TITLE:
Structural Asset-Price Dynamics from Income Concentration: A Concave-Consumption Framework with Endogenous Financialization
AUTHORS:
H. U. Choi
KEYWORDS:
Income Distribution, Concave Consumption, Financialization, Savings Glut, Asset Price Dynamics, Inequality
JOURNAL NAME:
Theoretical Economics Letters,
Vol.16 No.1,
January
22,
2026
ABSTRACT: This paper develops a structural mechanism through which income concentration generates upward pressure on asset prices while simultaneously weakening aggregate consumption. The framework relies on three minimal assumptions: 1) consumption is concave in income, 2) real investment has a finite absorption capacity, and 3) financial assets are predominantly held by the top income group. When income shifts toward the top, aggregate consumption declines and aggregate savings rise due to declining marginal propensities to consume.
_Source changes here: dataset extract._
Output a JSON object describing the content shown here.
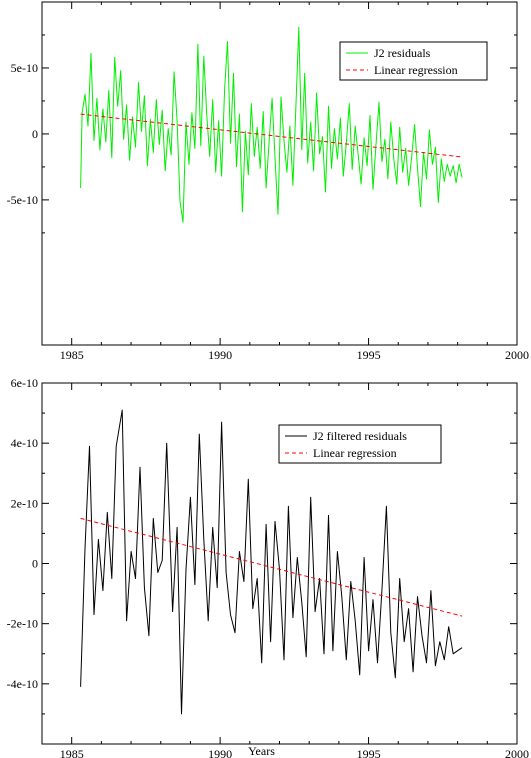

The model distinguishes two structural regimes. In Regime I, aggregate savings remain below real-investment absorption capacity, so income concentration affects consumption but does not generate asset-price pressure. In Regime II, savings exceed this capacity, and excess savings are diverted into financial assets with inelastic short-run supply, raising asset prices despite weakening aggregate demand. Because asset ownership is concentrated, valuation gains feed back into the income distribution, reinforcing income concentration through a recurring structural loop. The framework abstracts from credit frictions, expectations, and crisis dynamics, isolating a recurring single-period mechanism that may operate repeatedly across periods. It provides a distributional explanation for asset-price inflation occurring alongside subdued consumption, characterizing asset-price inflation episodes without relying on speculative behavior as a necessary driver. The mechanism is particularly relevant for contemporary economies in which income concentration is reinforced by closed-loop revenue structures and high savings at the top, including those observed in AI-intensive production ecosystems.